Değişen ekonomik modeller ve etkin atık yönetimi: Etkin atık yönetimine dair tüm ayrıntılar…

İlk bakışta “Ekonomik Model” ve “Atık Yönetimi” kavramları doğrudan birbirine bağlı gibi görünmese de gelişmiş ve yenilenen yaklaşımlarda bir bütün haline gelmiş durumdadır. Lineer ekonomi, işi biten nesneyi ardımızda bıraktığı için hızlı tüketim ve sürdürülmesi zor bir ekonomi modeli idi. Bugünlerde “Sürdürülebilirlik”, “Döngüsel Ekonomi” ve “Green Deal” gibi kavramları sıklıkla duymamızın sebebi sürdürülmesi daha kolay, yaşadığımız doğa ile daha uyumlu sistemlere geçişimizin elzem hale gelmesidir. Tam bu noktada etkin atık yönetimi kilit bir rol üstlenmektedir.

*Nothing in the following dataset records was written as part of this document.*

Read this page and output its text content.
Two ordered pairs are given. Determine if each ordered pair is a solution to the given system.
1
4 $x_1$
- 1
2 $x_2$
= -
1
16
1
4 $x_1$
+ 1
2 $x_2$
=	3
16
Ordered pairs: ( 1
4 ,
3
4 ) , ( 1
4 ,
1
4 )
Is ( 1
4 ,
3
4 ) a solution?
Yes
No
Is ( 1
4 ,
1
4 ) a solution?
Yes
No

ÇÖPLERİN YILLARA GÖRE KULLANIMI

Lineer modeller döngüsel hale gelirken en önemli konu tüketim alışkanlıklarımızın değişmesidir. Bu konuyu daha açık anlatmak için kişisel olarak günlük çıkardığımız çöpleri düşünebiliriz. Bu çöplerin bir kısmı ıslak mutfak çöpleri, bir kısmı kuru ambalaj çöpleri ve geri kalan kısmı da günlük faaliyetlerimizden kaynaklanan birtakım çöplerimizdir. 1990’lı yıllar ve öncesine baktığımız zaman bu çöpler direkt olarak çöp sahalarına biriktirilip yeni çöpler yaratılmaya devam ediyordu.

ZARARLI EMİSYONLAR

Etkin atık yönetimi anlayışında temel amaç atığın geri dönüşümü mümkün olan bölümleri geri dönüşüm endüstrisine kazandırıldıktan sonra nihai depolanacak atık miktarını en aza indirmektedir. Depolanması kaçınılmaz olan atığın ise çevresel etkilerinin en aza indirilmesi tesislerin dizaynında en önemli parametredir. Bu kapsamda bütün bertaraf tesislerimiz metan gazını toplayarak, sebep olduğu zararlı emisyonları önemli ölçüde azaltmaktadır.

YILLIK 35 MİLYON TON ATIK

Ülkemiz, atık yönetimi konusunda birtakım aksaklıklara rağmen Avrupa Birliği ve OECD ülkelerinin gerisinde değildir.